Focuses lets site admins tag different content pages with categories that are relevant to their products or services. When a site visitor lands on your content and submits their email, Focuses also records the tags that are associated with that address.
For example, a website that sells homeschool supplies tags their pages based on grade: K-5, 6-8, and 9-12. If a site visitor is looking at 5th grade history lessons and submits their email, Focuses will record the K-5 tag as well. Now the site admin is able to market directly to that customer’s needs without asking invasive questions.
Once the visitor is added to your contacts, Focuses is able to collect data on the search behavior. The mom in the past example might spend most of her time browsing K-5 materials because she has two kids at the elementary school level, but might also spend some of her time in the 9-12 range to find materials for her teenage son.
Your customers are rarely one-sided, so Focuses helps you better get to know them without asking them to fill out endless forms.
Using Your Audience Buckets to Segment Your Communication
Collecting pages of data on site visitors tends to leave marketers with a “now what” feeling. Amassing tons of data is easy, but executing on it is harder.
We recommend taking two different views when creating a marketing plan around your target market. First ask what your customers wants now, and then ask what they want after they buy.
First — Plan for the Next Purchase
This plan can range anywhere from two weeks to six months depending on your product, and is the easier of the two calls to action. Now that you know their buying style and interest, you can create a target campaign around the buyer’s persona and follow them until they buy.

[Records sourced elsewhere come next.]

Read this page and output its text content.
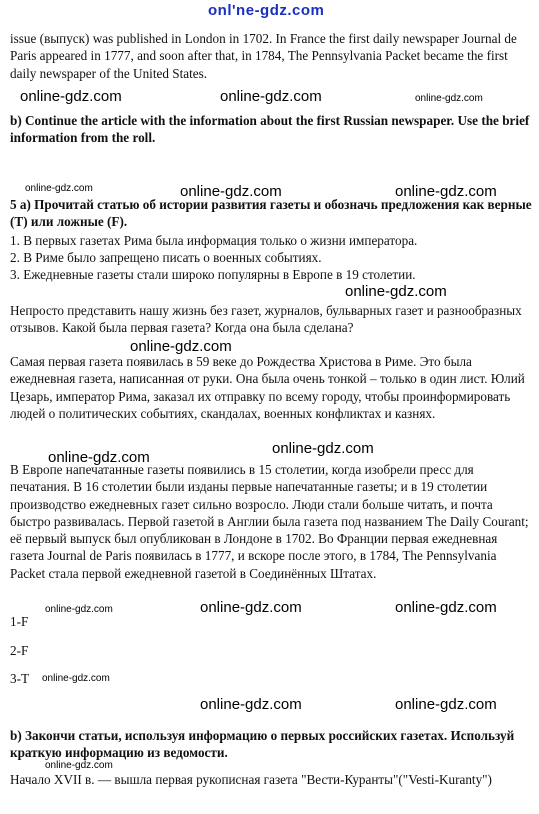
onl'ne-gdz.com

issue (выпуск) was published in London in 1702. In France the first daily newspaper Journal de Paris appeared in 1777, and soon after that, in 1784, The Pennsylvania Packet became the first daily newspaper of the United States.

online-gdz.com	online-gdz.com	online-gdz.com

b) Continue the article with the information about the first Russian newspaper. Use the brief information from the roll.

online-gdz.com	online-gdz.com	online-gdz.com

5 а) Прочитай статью об истории развития газеты и обозначь предложения как верные (T) или ложные (F).

1. В первых газетах Рима была информация только о жизни императора.

2. В Риме было запрещено писать о военных событиях.

3. Ежедневные газеты стали широко популярны в Европе в 19 столетии.

online-gdz.com

Непросто представить нашу жизнь без газет, журналов, бульварных газет и разнообразных отзывов. Какой была первая газета? Когда она была сделана?

online-gdz.com

Самая первая газета появилась в 59 веке до Рождества Христова в Риме. Это была ежедневная газета, написанная от руки. Она была очень тонкой – только в один лист. Юлий Цезарь, император Рима, заказал их отправку по всему городу, чтобы проинформировать людей о политических событиях, скандалах, военных конфликтах и казнях.

online-gdz.com
online-gdz.com

В Европе напечатанные газеты появились в 15 столетии, когда изобрели пресс для печатания. В 16 столетии были изданы первые напечатанные газеты; и в 19 столетии производство ежедневных газет сильно возросло. Люди стали больше читать, и почта быстро развивалась. Первой газетой в Англии была газета под названием The Daily Courant; её первый выпуск был опубликован в Лондоне в 1702. Во Франции первая ежедневная газета Journal de Paris появилась в 1777, и вскоре после этого, в 1784, The Pennsylvania Packet стала первой ежедневной газетой в Соединённых Штатах.

online-gdz.com	online-gdz.com	online-gdz.com
1-F
2-F
3-T online-gdz.com
online-gdz.com	online-gdz.com

b) Закончи статьи, используя информацию о первых российских газетах. Используй краткую информацию из ведомости.

online-gdz.com

Начало XVII в. — вышла первая рукописная газета "Вести-Куранты"("Vesti-Kuranty")
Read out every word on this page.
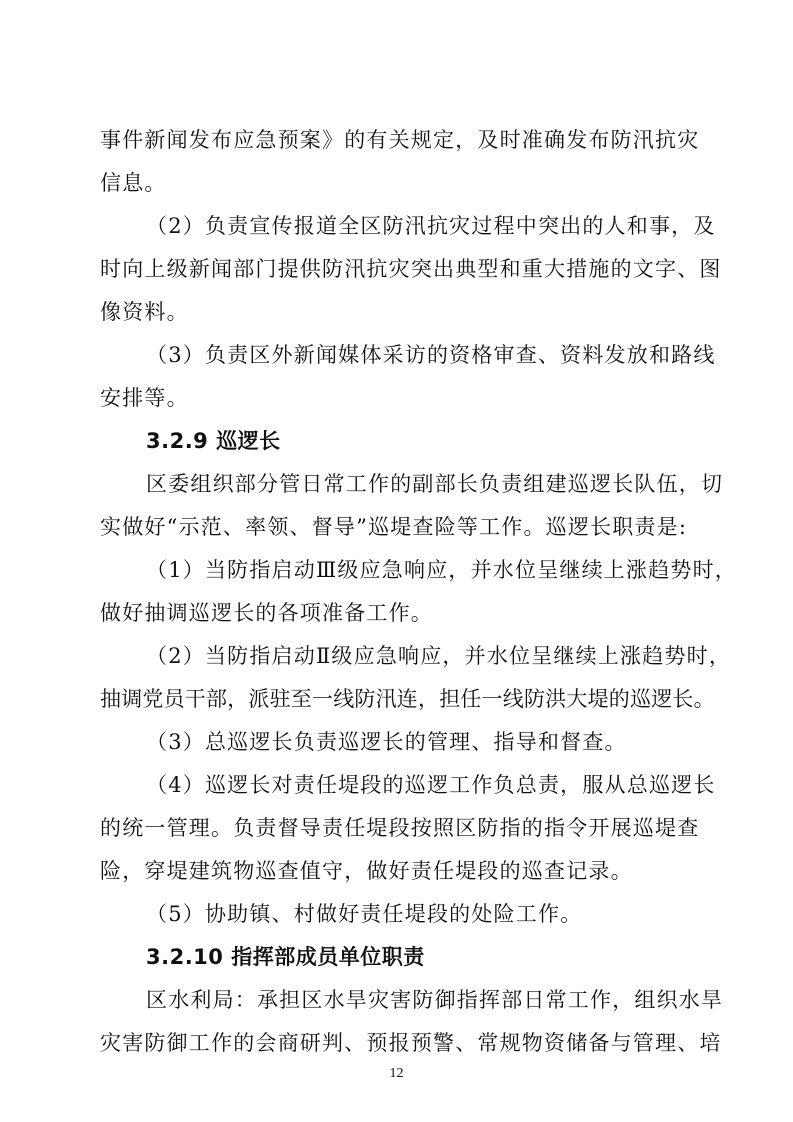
事件新闻发布应急预案》的有关规定，及时准确发布防汛抗灾
信息。
（2）负责宣传报道全区防汛抗灾过程中突出的人和事，及
时向上级新闻部门提供防汛抗灾突出典型和重大措施的文字、图
像资料。
（3）负责区外新闻媒体采访的资格审查、资料发放和路线
安排等。
3.2.9 巡逻长
区委组织部分管日常工作的副部长负责组建巡逻长队伍，切
实做好“示范、率领、督导”巡堤查险等工作。巡逻长职责是:
（1）当防指启动Ⅲ级应急响应，并水位呈继续上涨趋势时，
做好抽调巡逻长的各项准备工作。
（2）当防指启动Ⅱ级应急响应，并水位呈继续上涨趋势时，
抽调党员干部，派驻至一线防汛连，担任一线防洪大堤的巡逻长。
（3）总巡逻长负责巡逻长的管理、指导和督查。
（4）巡逻长对责任堤段的巡逻工作负总责，服从总巡逻长
的统一管理。负责督导责任堤段按照区防指的指令开展巡堤查
险，穿堤建筑物巡查值守，做好责任堤段的巡查记录。
（5）协助镇、村做好责任堤段的处险工作。
3.2.10 指挥部成员单位职责
区水利局：承担区水旱灾害防御指挥部日常工作，组织水旱
灾害防御工作的会商研判、预报预警、常规物资储备与管理、培
12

This is where most blogs tend to end. The customer buys, the company gets a sale, and everyone lives happily ever after.
But what comes after?
Second — Plan for Post-Purchase Marketing
If there’s anything more annoying than an immediate pop-up, it’s retargeting ads that follow customers around long after they’ve actually purchased the product. The key is to understand when a customer buys and change the strategy around them accordingly.
Focuses also has “If-then” maps for websites trying to keep customers around for the long run.
For example, the mom looking for K-12 homeschool materials won’t need those forever. Eventually her kids will enter the 6-8 grades. Using “if-then” patterns, if she buys 5th grade education materials, then her next email should talk about preparing for middle school.
Another example is the retailer we discussed earlier. If a “deal seeker” uses a coupon to get a deal on winter clothes, then you want to start advertising spring wear to them. They might not buy until fall when it’s on sale, but you’re restarting them on their path to purchase.
Segmentation Works to Create Fewer Nos
Customers have a million reasons to bounce from your blog or website, and marketers are in a constant game of whack-a-mole trying to eliminate as many of those reasons as possible.
This is not relevant to me.
This is not what I wanted.
I already bought that last month.
Creating proper audience buckets works to take away a few of the nos and even generate a few more yeses. Remember, the more a customer hears an irrelevant message, the more likely they are to unsubscribe from you completely. Segmentation is just as much about survival as it is long-term growth.